To some extent, this is a good thing. The laws of supply and demand exist outside of capitalism; it would be a problem all its own to be left with millions of art graduates competing for a limited number of jobs. But a case can be made that, with the demand for profits seemingly bottomless, we have drifted into problematic territory at the other extreme.
We are taught — no, herded — to put aside passion, to put aside interest, and pursue that which will be profitable. Herded because it is hardly voluntary — unless you want to graduate with a degree which has little in the way of increased compensation.

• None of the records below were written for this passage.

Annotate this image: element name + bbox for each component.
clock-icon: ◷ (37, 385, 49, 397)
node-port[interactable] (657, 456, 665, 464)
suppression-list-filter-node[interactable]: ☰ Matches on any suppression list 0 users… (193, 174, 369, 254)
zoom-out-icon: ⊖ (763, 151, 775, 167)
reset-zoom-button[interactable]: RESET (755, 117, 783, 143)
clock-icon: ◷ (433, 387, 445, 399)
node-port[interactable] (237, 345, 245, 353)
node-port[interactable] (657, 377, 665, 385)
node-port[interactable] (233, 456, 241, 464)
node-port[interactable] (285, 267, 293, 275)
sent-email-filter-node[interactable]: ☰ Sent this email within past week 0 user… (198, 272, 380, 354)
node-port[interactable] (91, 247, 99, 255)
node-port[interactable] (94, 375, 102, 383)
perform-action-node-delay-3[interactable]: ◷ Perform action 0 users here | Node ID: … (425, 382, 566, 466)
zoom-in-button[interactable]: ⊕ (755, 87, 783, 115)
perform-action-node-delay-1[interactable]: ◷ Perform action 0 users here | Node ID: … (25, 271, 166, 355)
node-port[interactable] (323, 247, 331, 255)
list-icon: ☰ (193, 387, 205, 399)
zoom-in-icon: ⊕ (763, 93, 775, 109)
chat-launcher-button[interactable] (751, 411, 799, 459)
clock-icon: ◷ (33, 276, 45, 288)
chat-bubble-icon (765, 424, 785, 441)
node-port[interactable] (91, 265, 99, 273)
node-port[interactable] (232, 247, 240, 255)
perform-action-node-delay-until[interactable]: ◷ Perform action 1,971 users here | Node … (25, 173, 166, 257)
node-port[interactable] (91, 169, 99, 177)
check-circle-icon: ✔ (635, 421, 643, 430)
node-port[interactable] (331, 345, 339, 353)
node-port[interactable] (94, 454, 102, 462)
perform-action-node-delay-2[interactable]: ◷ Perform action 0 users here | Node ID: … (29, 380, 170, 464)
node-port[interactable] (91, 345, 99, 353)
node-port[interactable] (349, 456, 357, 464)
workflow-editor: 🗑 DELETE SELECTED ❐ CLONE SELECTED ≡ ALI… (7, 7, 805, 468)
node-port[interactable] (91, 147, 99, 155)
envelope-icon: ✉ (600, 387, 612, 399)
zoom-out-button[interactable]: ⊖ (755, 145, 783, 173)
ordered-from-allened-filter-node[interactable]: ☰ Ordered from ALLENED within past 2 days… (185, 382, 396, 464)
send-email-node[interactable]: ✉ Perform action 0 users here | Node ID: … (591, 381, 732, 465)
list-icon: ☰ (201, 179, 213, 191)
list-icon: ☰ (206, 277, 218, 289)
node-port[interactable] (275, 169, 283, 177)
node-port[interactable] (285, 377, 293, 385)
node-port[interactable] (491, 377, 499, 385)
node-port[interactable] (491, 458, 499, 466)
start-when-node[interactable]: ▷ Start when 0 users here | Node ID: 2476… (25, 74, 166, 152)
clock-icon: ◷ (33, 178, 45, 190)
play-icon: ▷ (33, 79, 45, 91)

Maybe I’m guilty of a little cart-before-the-horse fallacy here, but it seems that with decades of students being corralled away from the arts, appreciation and funding for the arts have faded. They are the first programs to get cut in elementary schooling. And we make not a sound — of course an understand of math and science are more important for success than painting or music.
There’s that word, though — success. Success defined not by happiness, but by dollars. The psychology of happiness as it relates to income in interesting in its own right. Without getting into the details and studies, money is crucial for happiness. That makes sense, being poor is hard, exhausting, and not surprisingly is always at the top of factors in depression and marital disputes.
But that correlation flattens out — sharply — at around $80K. Put simply, you’re less likely to report happiness in civilized nations the further you fall below that threshold, but you’re no more likely to be happier when your income exceeds that. It turns out the “money doesn’t buy happiness” is partly true — if you aren’t happy at $100K, making $200K is unlikely to solve your problems.
Where does that leave us? With entry levels wages stagnant, few will ever get to that threshold where their finances don’t stand in the way of their happiness. That pushes us to careers and degrees that are likely to get us there.
But that means we miss a massive part of the equation — if you can make a living doing what you love, your reported income nearly doesn’t factor at all into how happy you are.
I’d love to study philosophy, ethics, political sciences. How can I justify it? I don’t intend on entering those field professionally, aside from the off chance my writing gets me there.
By making the college experience nothing more than a transaction, we have killed the very essence and profound beauty of higher education. No longer can we study the entire body of knowledge on a subject, the culmination of centuries of others no different than us that decided to ponder, to wonder, and to learn all there was from those that came before them in the hopes to add an idea, a thought, a concept, brand new to the human specie.
No longer are we free to spend our days wandering the markets with Socrates, soaking up the most brilliant minds of our time, guided by their direction to not only carry legacy, but to break down and improve what’s been learned to this point.
Instead, we are corralled into institutions, corrupted by the profit first mentality of capitalism, taught that the free market will determine what is and what is not valuable. To hell with the Mozarts and Monets, they should learn something useful.
And when you strip away freedom of expression, freedom of inquiry, the majesty of genuine wonder, you strip away what it means to be human. You leave a society that’s little more than people turned into well oiled cogs in the cold machinery of capitalism — replaceable, unvarying, and boring.
If I had three wishes, all three would be that we find a way to free ourselves to discover our own consciousness, just in case the first two wishes didn’t work.